Overview

The following are some resources and techniques to help ease what is a constant barrage for many people today - technology using up your precious time. I'll continue to update this as time allows and as the needle moves. I would suggest perhaps treating this as a task list - just do one at a time in this order and before you know it, you'll have a bit more time in your day or, at the very least, a more peaceful one!

Topics include:

  • Security
  • GPT3
  • Email
  • Browsers/Searching
  • Backups
  • Hardware
  • Helpful Sites / Utilities
NOTE: Colored text are links.

This will, hopefully, provide you a bit of respite and some time to reflect on God's goodness, prayer, His word, and to allow His spirit moving in you toward a closer relationship.


Security

There are many kinds of "Security" that you can implement for a more productive computer experience. An overall firewall is #1. Avast and McCafee, in my opinion, are not worth the 0 and 1 space the use up. They slow down a machine, ALOT. They have constant pop-ups, they are an avenue for scammers to convince you there is a problem, on and on. My suggestion is a subscription to ESET.
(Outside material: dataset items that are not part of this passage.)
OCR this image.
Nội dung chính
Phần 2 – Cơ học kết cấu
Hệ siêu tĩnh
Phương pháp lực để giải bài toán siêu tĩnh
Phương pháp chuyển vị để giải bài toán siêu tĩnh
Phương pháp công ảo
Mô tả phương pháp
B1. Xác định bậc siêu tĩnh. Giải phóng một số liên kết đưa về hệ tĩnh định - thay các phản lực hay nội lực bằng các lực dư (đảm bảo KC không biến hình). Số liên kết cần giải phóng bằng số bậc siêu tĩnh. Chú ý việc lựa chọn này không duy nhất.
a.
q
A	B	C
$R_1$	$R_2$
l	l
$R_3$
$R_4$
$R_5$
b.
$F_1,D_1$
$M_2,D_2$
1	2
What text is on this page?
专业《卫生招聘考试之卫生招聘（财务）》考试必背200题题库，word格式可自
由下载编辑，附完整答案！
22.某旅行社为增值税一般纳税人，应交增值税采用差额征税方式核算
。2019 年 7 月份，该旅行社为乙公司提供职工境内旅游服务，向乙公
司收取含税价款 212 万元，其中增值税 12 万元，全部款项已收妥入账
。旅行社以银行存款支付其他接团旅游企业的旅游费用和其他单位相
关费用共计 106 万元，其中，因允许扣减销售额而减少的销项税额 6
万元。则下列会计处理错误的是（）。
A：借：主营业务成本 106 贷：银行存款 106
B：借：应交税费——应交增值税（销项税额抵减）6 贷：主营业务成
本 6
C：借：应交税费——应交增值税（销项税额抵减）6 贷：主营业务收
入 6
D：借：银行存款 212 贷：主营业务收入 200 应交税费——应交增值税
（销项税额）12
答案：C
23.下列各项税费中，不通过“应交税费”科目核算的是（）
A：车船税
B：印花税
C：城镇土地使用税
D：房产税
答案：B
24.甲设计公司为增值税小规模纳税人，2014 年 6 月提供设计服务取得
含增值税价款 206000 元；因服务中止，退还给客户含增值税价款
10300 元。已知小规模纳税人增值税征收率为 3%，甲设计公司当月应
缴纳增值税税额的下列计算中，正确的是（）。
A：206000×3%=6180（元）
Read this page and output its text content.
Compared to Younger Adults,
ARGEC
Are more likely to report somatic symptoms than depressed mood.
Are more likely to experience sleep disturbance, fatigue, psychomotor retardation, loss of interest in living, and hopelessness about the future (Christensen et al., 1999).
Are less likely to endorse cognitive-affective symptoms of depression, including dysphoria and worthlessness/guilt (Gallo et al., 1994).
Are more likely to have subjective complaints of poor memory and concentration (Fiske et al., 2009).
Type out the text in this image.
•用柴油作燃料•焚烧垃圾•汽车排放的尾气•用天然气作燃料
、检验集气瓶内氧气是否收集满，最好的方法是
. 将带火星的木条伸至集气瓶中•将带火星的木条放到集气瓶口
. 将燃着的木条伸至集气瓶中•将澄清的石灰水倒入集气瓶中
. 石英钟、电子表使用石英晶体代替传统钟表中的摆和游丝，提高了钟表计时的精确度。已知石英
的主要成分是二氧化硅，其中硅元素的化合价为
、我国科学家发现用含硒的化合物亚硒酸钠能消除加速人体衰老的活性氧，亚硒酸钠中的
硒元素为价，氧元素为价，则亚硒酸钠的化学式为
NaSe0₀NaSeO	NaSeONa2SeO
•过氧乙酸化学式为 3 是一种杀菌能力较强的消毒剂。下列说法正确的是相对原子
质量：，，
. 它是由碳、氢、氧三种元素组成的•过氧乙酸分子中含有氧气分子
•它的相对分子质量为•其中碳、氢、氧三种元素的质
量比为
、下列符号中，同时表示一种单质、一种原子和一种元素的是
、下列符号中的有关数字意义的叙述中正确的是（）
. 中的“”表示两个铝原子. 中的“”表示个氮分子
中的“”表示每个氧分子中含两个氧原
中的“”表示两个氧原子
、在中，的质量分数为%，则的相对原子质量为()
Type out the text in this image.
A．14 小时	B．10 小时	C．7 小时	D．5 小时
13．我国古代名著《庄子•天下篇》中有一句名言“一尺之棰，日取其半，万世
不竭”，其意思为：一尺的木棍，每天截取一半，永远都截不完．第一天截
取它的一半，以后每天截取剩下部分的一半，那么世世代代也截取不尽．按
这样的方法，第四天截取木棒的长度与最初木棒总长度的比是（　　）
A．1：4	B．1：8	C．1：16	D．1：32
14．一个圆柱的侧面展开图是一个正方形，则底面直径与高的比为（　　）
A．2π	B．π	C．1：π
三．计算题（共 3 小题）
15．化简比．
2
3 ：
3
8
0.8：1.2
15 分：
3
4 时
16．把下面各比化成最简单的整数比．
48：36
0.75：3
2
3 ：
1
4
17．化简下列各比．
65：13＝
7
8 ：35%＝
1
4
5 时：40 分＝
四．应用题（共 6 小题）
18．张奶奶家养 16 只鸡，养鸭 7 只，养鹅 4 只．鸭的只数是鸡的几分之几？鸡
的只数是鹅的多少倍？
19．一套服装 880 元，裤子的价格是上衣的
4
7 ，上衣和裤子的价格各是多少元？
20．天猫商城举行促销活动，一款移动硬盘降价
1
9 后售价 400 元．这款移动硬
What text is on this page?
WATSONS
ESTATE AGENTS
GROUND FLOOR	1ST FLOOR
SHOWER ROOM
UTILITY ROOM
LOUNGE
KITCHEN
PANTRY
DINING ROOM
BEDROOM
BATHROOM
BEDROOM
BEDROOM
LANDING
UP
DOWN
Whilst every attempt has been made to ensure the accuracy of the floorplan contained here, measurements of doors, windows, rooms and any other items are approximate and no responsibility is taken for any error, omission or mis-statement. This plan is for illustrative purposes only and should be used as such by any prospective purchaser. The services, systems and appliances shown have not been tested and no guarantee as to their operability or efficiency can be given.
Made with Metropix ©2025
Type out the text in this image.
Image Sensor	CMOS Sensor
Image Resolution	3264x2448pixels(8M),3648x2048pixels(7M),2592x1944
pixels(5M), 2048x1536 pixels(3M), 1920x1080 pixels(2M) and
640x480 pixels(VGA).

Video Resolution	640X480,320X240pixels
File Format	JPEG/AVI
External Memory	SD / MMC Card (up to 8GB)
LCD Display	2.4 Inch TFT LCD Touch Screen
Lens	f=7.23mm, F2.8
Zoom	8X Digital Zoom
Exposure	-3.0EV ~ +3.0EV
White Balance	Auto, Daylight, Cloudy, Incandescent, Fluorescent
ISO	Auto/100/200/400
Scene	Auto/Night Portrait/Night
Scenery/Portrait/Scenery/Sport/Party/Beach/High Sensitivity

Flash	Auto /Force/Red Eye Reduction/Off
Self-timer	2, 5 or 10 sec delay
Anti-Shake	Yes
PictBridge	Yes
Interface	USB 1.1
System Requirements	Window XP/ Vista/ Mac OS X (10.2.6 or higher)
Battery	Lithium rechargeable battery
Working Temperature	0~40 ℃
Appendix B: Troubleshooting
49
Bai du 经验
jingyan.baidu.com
ESET is a paid subscription - but you can get a 10-license for about $150 annually. There are also single-user licenses available. This software is excellent - it updates the virus definitions a couple of times a day and scans files, emails, system files, external drives (or not if you prefer) - and does it all fast and silently real-time. It doesn't slow your machine noticeably - and there are no pop-ups unless there is a virus or problem detected. Enough said - this is my Go-To for every machine Artistic Digital has and I've been using it for well over a decade.

Weak passwords are the #1 way an account gets compromised - and that will ruin your week. A good password utility can provided peace of mind in many ways. It can generate very complex passwords for you with one click - and you're then using different passwords for various uses. You can program in the url so with a double-click, you're at the login screen. Simply cut paste the user and password and you're in. There are many utilities out there but I prefer Keepass as 1) it's local and NOT in the cloud where it could be accessed and 2) It offers the features mentioned for FREE - it works on Windows, Mac, Linux and has a mobile version. Simply update the file onto your phone and you have all your passwords with you.


GPT3 Playground

Per the demonstration in my recent sermon, try this first for most anything. Things like "How do I move my bookmarks from Chrome to Firefox?" -OR- "Create an Excel formula for me that [describe the task]? -OR- "Who was Josephus?" -OR- "Show me Genesis 4:5-32 in NIV, ESV and KJV versions." -OR- "What versus in the bible deal with [describe the problem]?". It's just an excellent method for getting to information quickly. Be advised, the data-set ended Dec. 2021 so more up-to-date things won't be availble in a general sense (although you can feed it a web address created yesterday and ask it to summarize and it can see the page).

Most of all, Don't be afraid to try different versions of the same question, after all, playground is in the web address.


Browsers

Many of you likely use Google Chrome or MS Edge. They are the industry standard, however, with a small utility that tracks every in/out-bound request to a computer - I can report Chrome is probably the worst for privacy. The number of "hooks" to unseen sites is on the order of 50x what other browser illicit. It's why, when you shop for something, it all of a sudden shows up in many ads on other websites...

My personal suggestion is Waterfox - a "light' version of Firefox or Firefox, by Mozilla. Mozilla is a croud-funded, open source project that puts out amazing software. Waterfox basically is as discrete as possible while being fully functional. Other are fine too, Opera is widely used and also pretty light.

For your default search engine, I would move away from Google and use Duck Duck Go. It's entirely private, light, no ads, on and on. I set my default window to Duck Duck Go and just type something and boom - a set of links/explanations to choose from.


Email

Perhaps the thing that eats us quite alot of time for us all is email - and a topic with the most to gain with good setup/habits

The email client you use is not SUPER important although I will make a few observations. Many of you perhaps use Outlook or Outlook 365. Microsoft has pretty much stopped development on the older version of Outlook (Free or a one-time cost) in an attempt to move it's client base to Outlook 365 - a subscription-based software. It offers many of the utilities listed below, however, you're dealing with a Microsoft product and that typically = odd behaviors, a non-intutive interface, actions that are trying to help you that are costing you time to work around... on and on. Not a fan.

I personally would suggest Thunderbird, again, by Mozilla.. It's fast, very intuative - doesn't choke when your inbox gets to be really large after years of use, very customizable - on and on. Just good stuff. Again, if you want to try it, use GPT3 to ask questions on how best to setup filters, archiving, font size, etc.